I have an authorization table that associates 1 customer IP to a service IP to determine a TTL (used by a radius server).

table auth
 client varchar(15);
 service varchar(15);
 ttl int4;
client and service are both ip addr.

The number of distinct clients can be rather large (say around 4 million) and the number of distinct service around 1000.

there's a double index on ( client , service ).

It comes to mind another solution... I don't know if it is better or worse,
but you could give it a try.
Store IP addresses as 4 distinct columns, like the following:

    CREATE TABLE auth (
        client_ip1 shortint,
        client_ip2 shortint,
        client_ip3 shortint,
        client_ip4 shortint,
        service    varchar(15),
        ttl        int4,
    );

And then index by client_ip4/3/2/1, then service.
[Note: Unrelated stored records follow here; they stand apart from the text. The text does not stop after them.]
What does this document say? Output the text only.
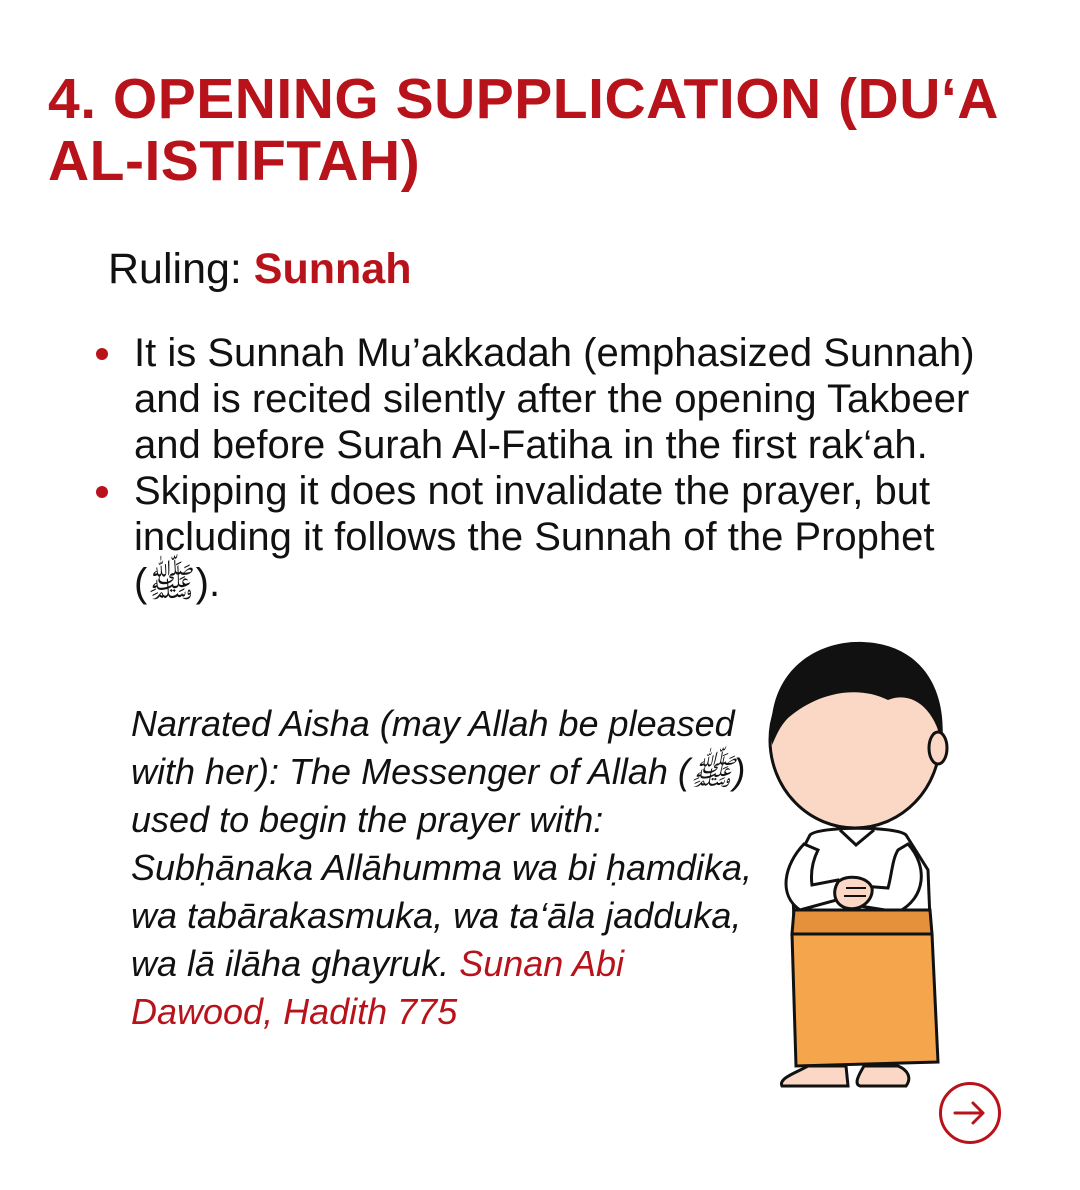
4. OPENING SUPPLICATION (DU‘A AL-ISTIFTAH)
Ruling: Sunnah
It is Sunnah Mu’akkadah (emphasized Sunnah) and is recited silently after the opening Takbeer and before Surah Al-Fatiha in the first rak‘ah.
Skipping it does not invalidate the prayer, but including it follows the Sunnah of the Prophet (ﷺ).
Narrated Aisha (may Allah be pleased with her): The Messenger of Allah (ﷺ) used to begin the prayer with: Subḥānaka Allāhumma wa bi ḥamdika, wa tabārakasmuka, wa ta‘āla jadduka, wa lā ilāha ghayruk. Sunan Abi Dawood, Hadith 775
    CREATE INDEX auth_i1 ON auth (client_ip4, client_ip3, client_ip2, 
client_ip1);

or:

    CREATE INDEX auth_i1 ON auth (client_ip4, client_ip3, client_ip2, 
client_ip1, service);

I'm curious to know from pg internals experts if this could be a
valid idea or is totally non-sense.

Probably the builtin ip4 type is better suited for these tasks?